Navy sex scandal story still simmering
Sailors seeking sex. Outlandish! Unheard of! Disgusting! Animals! Or so went the lurid tale of sailors on board HMAS Success running a sex-conquest competition with a cash prize for the seaman who bedded the greatest number of female crew mates. The story was big in the news, went international and was, of course, much discussed in the blogosphere. There were precious few facts to go on, the shortage encouraging wild speculation.
Conservative corporate (Newscorp) commentator Andrew Bolt thought the "scandal" much ado about not much:
"How many of these women actually slept with the bounty hunters?
"None, I’d bet. In which case, why all this fuss?"

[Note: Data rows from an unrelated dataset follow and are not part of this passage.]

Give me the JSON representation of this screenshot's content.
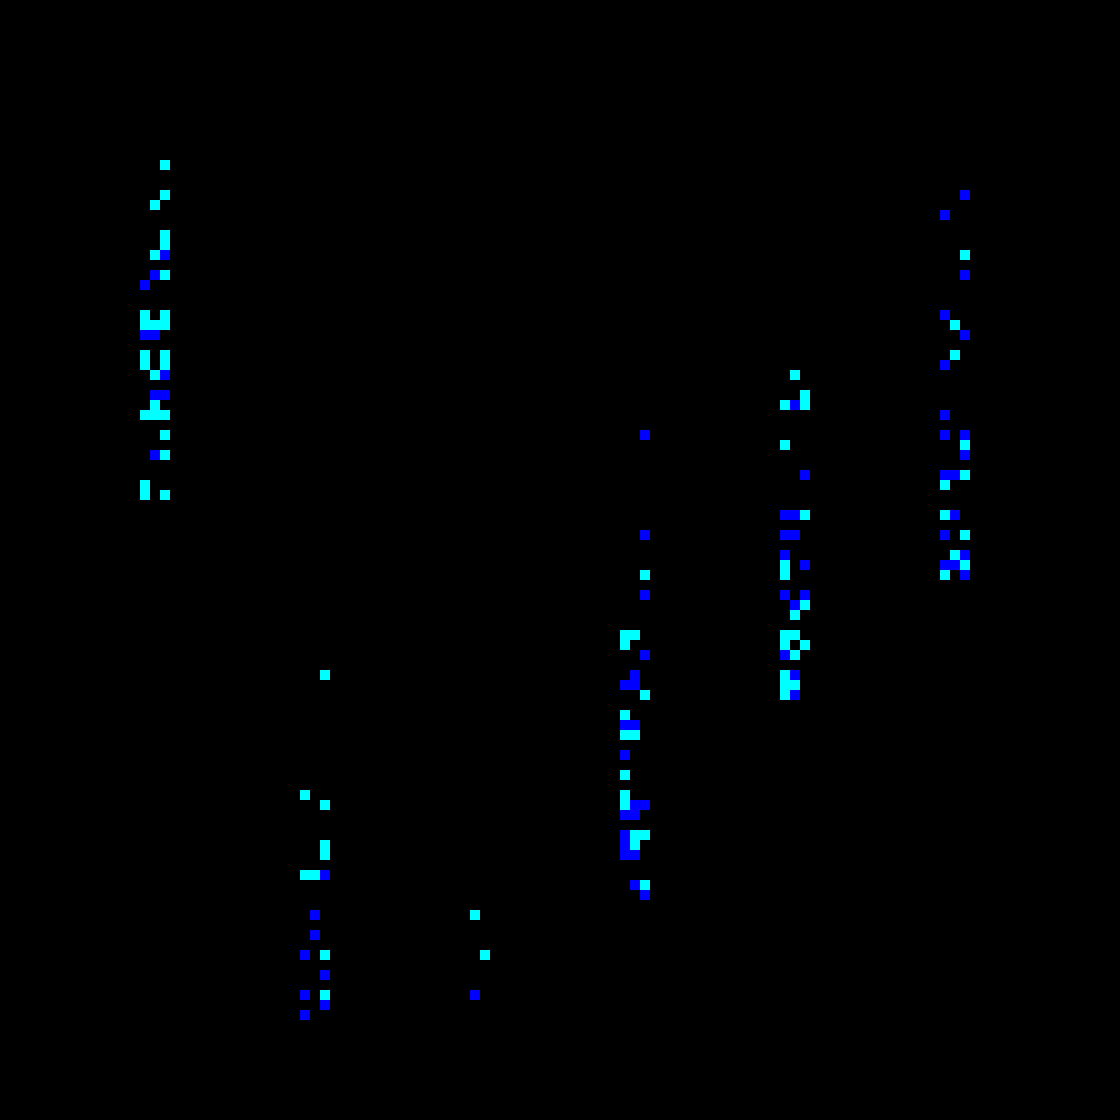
{
  "palette": {
    "background": "#000000",
    "cyan": "#00ffff",
    "blue": "#0000ff"
  },
  "grid": {
    "cols": 112,
    "rows": 112
  },
  "clusters": [
    {
      "name": "cluster-1",
      "cells": [
        [
          16,
          16,
          "c"
        ],
        [
          16,
          19,
          "c"
        ],
        [
          15,
          20,
          "c"
        ],
        [
          16,
          23,
          "c"
        ],
        [
          16,
          24,
          "c"
        ],
        [
          15,
          25,
          "c"
        ],
        [
          16,
          25,
          "b"
        ],
        [
          15,
          27,
          "b"
        ],
        [
          16,
          27,
          "c"
        ],
        [
          14,
          28,
          "b"
        ],
        [
          14,
          31,
          "c"
        ],
        [
          16,
          31,
          "c"
        ],
        [
          14,
          32,
          "c"
        ],
        [
          15,
          32,
          "c"
        ],
        [
          16,
          32,
          "c"
        ],
        [
          14,
          33,
          "b"
        ],
        [
          15,
          33,
          "b"
        ],
        [
          14,
          35,
          "c"
        ],
        [
          16,
          35,
          "c"
        ],
        [
          14,
          36,
          "c"
        ],
        [
          16,
          36,
          "c"
        ],
        [
          15,
          37,
          "c"
        ],
        [
          16,
          37,
          "b"
        ],
        [
          15,
          39,
          "b"
        ],
        [
          16,
          39,
          "b"
        ],
        [
          15,
          40,
          "c"
        ],
        [
          14,
          41,
          "c"
        ],
        [
          15,
          41,
          "c"
        ],
        [
          16,
          41,
          "c"
        ],
        [
          16,
          43,
          "c"
        ],
        [
          15,
          45,
          "b"
        ],
        [
          16,
          45,
          "c"
        ],
        [
          14,
          48,
          "c"
        ],
        [
          14,
          49,
          "c"
        ],
        [
          16,
          49,
          "c"
        ]
      ]
    },
    {
      "name": "cluster-2",
      "cells": [
        [
          32,
          67,
          "c"
        ],
        [
          30,
          79,
          "c"
        ],
        [
          32,
          80,
          "c"
        ],
        [
          32,
          84,
          "c"
        ],
        [
          32,
          85,
          "c"
        ],
        [
          30,
          87,
          "c"
        ],
        [
          31,
          87,
          "c"
        ],
        [
          32,
          87,
          "b"
        ],
        [
          31,
          91,
          "b"
        ],
        [
          31,
          93,
          "b"
        ],
        [
          30,
          95,
          "b"
        ],
        [
          32,
          95,
          "c"
        ],
        [
          32,
          97,
          "b"
        ],
        [
          30,
          99,
          "b"
        ],
        [
          32,
          99,
          "c"
        ],
        [
          32,
          100,
          "b"
        ],
        [
          30,
          101,
          "b"
        ]
      ]
    },
    {
      "name": "cluster-3",
      "cells": [
        [
          47,
          91,
          "c"
        ],
        [
          48,
          95,
          "c"
        ],
        [
          47,
          99,
          "b"
        ]
      ]
    },
    {
      "name": "cluster-4",
      "cells": [
        [
          64,
          43,
          "b"
        ],
        [
          64,
          53,
          "b"
        ],
        [
          64,
          57,
          "c"
        ],
        [
          64,
          59,
          "b"
        ],
        [
          62,
          63,
          "c"
        ],
        [
          63,
          63,
          "c"
        ],
        [
          62,
          64,
          "c"
        ],
        [
          64,
          65,
          "b"
        ],
        [
          63,
          67,
          "b"
        ],
        [
          62,
          68,
          "b"
        ],
        [
          63,
          68,
          "b"
        ],
        [
          64,
          69,
          "c"
        ],
        [
          62,
          71,
          "c"
        ],
        [
          62,
          72,
          "b"
        ],
        [
          63,
          72,
          "b"
        ],
        [
          62,
          73,
          "c"
        ],
        [
          63,
          73,
          "c"
        ],
        [
          62,
          75,
          "b"
        ],
        [
          62,
          77,
          "c"
        ],
        [
          62,
          79,
          "c"
        ],
        [
          62,
          80,
          "c"
        ],
        [
          63,
          80,
          "b"
        ],
        [
          64,
          80,
          "b"
        ],
        [
          62,
          81,
          "b"
        ],
        [
          63,
          81,
          "b"
        ],
        [
          62,
          83,
          "b"
        ],
        [
          63,
          83,
          "c"
        ],
        [
          64,
          83,
          "c"
        ],
        [
          62,
          84,
          "b"
        ],
        [
          63,
          84,
          "c"
        ],
        [
          62,
          85,
          "b"
        ],
        [
          63,
          85,
          "b"
        ],
        [
          63,
          88,
          "b"
        ],
        [
          64,
          88,
          "c"
        ],
        [
          64,
          89,
          "b"
        ]
      ]
    },
    {
      "name": "cluster-5",
      "cells": [
        [
          79,
          37,
          "c"
        ],
        [
          80,
          39,
          "c"
        ],
        [
          78,
          40,
          "c"
        ],
        [
          79,
          40,
          "b"
        ],
        [
          80,
          40,
          "c"
        ],
        [
          78,
          44,
          "c"
        ],
        [
          80,
          47,
          "b"
        ],
        [
          78,
          51,
          "b"
        ],
        [
          79,
          51,
          "b"
        ],
        [
          80,
          51,
          "c"
        ],
        [
          78,
          53,
          "b"
        ],
        [
          79,
          53,
          "b"
        ],
        [
          78,
          55,
          "b"
        ],
        [
          78,
          56,
          "c"
        ],
        [
          80,
          56,
          "b"
        ],
        [
          78,
          57,
          "c"
        ],
        [
          78,
          59,
          "b"
        ],
        [
          80,
          59,
          "b"
        ],
        [
          79,
          60,
          "b"
        ],
        [
          80,
          60,
          "c"
        ],
        [
          79,
          61,
          "c"
        ],
        [
          78,
          63,
          "c"
        ],
        [
          79,
          63,
          "c"
        ],
        [
          78,
          64,
          "c"
        ],
        [
          80,
          64,
          "c"
        ],
        [
          78,
          65,
          "b"
        ],
        [
          79,
          65,
          "c"
        ],
        [
          78,
          67,
          "c"
        ],
        [
          79,
          67,
          "b"
        ],
        [
          78,
          68,
          "c"
        ],
        [
          79,
          68,
          "c"
        ],
        [
          78,
          69,
          "c"
        ],
        [
          79,
          69,
          "b"
        ]
      ]
    },
    {
      "name": "cluster-6",
      "cells": [
        [
          96,
          19,
          "b"
        ],
        [
          94,
          21,
          "b"
        ],
        [
          96,
          25,
          "c"
        ],
        [
          96,
          27,
          "b"
        ],
        [
          94,
          31,
          "b"
        ],
        [
          95,
          32,
          "c"
        ],
        [
          96,
          33,
          "b"
        ],
        [
          95,
          35,
          "c"
        ],
        [
          94,
          36,
          "b"
        ],
        [
          94,
          41,
          "b"
        ],
        [
          94,
          43,
          "b"
        ],
        [
          96,
          43,
          "b"
        ],
        [
          96,
          44,
          "c"
        ],
        [
          96,
          45,
          "b"
        ],
        [
          94,
          47,
          "b"
        ],
        [
          95,
          47,
          "b"
        ],
        [
          96,
          47,
          "c"
        ],
        [
          94,
          48,
          "c"
        ],
        [
          94,
          51,
          "c"
        ],
        [
          95,
          51,
          "b"
        ],
        [
          94,
          53,
          "b"
        ],
        [
          96,
          53,
          "c"
        ],
        [
          95,
          55,
          "c"
        ],
        [
          96,
          55,
          "b"
        ],
        [
          94,
          56,
          "b"
        ],
        [
          95,
          56,
          "b"
        ],
        [
          96,
          56,
          "c"
        ],
        [
          94,
          57,
          "c"
        ],
        [
          96,
          57,
          "b"
        ]
      ]
    }
  ]
}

Liberals -- progressives being something less than pro-military -- were aghast, however. This was no mere boys-will-be-boys story. One Australian blogger identified a deep rooted problem within the Royal Australian Navy's "institutional culture", this akin to sportsmen having sex with groupies:
"The problem here is that it appears some male seamen regarded their female counterparts as potential conquests, and that raises questions about attitudes toward and treatment of women in the Navy. Arguably, this is similar to the issue arising from certain high-profile sportsmen being involved in group sex or other activities that, regardless of whether they were consensual and irrespective of the fact that nothing criminal took place, involved treating women as objects in a sexual game."
Another left-wing blogger thought it irrelevant that no actual sex was known to have taken place. "The problem was the lack of professionalism and respect" inherent in the competition itself. As if it is unprofessional and disrespectful for a man, on spying an attractive female workmate, to say to a friend, "I bet I can have sex with her". Money changing hands in such a situation would never happen. Really.

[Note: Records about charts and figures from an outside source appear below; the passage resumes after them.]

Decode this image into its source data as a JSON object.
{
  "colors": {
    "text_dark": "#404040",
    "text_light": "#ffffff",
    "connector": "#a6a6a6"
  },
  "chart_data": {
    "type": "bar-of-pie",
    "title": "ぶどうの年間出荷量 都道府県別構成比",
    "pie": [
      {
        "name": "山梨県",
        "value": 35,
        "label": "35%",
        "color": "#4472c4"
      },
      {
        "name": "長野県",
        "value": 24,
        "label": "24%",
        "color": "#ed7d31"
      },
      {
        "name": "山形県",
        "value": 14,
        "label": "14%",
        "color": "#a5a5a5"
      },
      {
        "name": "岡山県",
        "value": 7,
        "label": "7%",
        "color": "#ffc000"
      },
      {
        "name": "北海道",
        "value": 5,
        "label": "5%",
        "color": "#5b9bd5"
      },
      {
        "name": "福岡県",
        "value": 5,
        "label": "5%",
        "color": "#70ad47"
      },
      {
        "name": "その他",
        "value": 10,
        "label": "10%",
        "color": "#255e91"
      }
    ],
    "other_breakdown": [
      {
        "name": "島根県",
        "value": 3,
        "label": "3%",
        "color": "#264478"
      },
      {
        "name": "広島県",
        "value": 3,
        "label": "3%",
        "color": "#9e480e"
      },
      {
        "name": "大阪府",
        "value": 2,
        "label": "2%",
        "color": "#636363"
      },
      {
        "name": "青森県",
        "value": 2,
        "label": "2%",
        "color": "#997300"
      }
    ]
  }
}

It now seems the whole affair was a beat-up:
"The navy knew within days that claims crewmen ran a competition on how many female sailors they could sleep with were false, but did nothing to set the record straight," the Federal Opposition claims.
"The three men said to have run the competition were removed from supply ship HMAS Success in Singapore in May because of the allegations, and have not been posted back to sea since.
"Opposition defence spokesman David Johnson said last night the navy's treatment of the men was ''shoddy'' and their careers may have been irreparably damaged."
How did this non-story turn into a media frenzy in the first place? Since readers = dollars, playing the story up made perfect sense. Sex scandals sell so let's go for it. Even in pre-internet times the story would have generated lots of interest. But the internet did add a new dimension to the saga: people could discuss the story online. The mainstream media, bloggers and online commenters must have invested literally millions of hours in writing about the scandal that wasn't. That's fine for those who got paid for their efforts but what about the unpaid commenters? Do they feel duped? Did they have nothing better to do with their time than to discuss what turns out to be a non-event?
We all know that lots of people are spending lots of time online. Estimates are staggering:
"It has been announced that the billionth game of Halo 3 has been played on Xbox Live, that means roughly one game has been played for every six people on the planet. In terms of time spent, if each game lasted 30 minutes, it’s over 64,000 years of playing time."
That figure may not be totally accurate but it works out to be a huge chunk of time no matter what. Gamers investing their leisure time in online activities is one thing, blog commenters, many online via a work computer, investing their employers' time in totally unproductive effort must be costing all of us dearly. Not only that, try to imagine the electricity wasted and greenhouse gas emissions generated by online activity associated with just the Navy-sex-scandal-that-wasn't.
Come on lefties, do the right thing; help save the planet by staying offline. Al Gore will love you for it.
WARNING! Readers of RWDB are participating in the vast fascist conspiracy to control the internet. Suspected it, didn't you?
Update: Claims that the sailors were "railroaded" have been picked up by various Australian news outlets. Good. It remains to be seen if the liberal bloggers mentioned above will recant – if past form is any guide it's unlikely.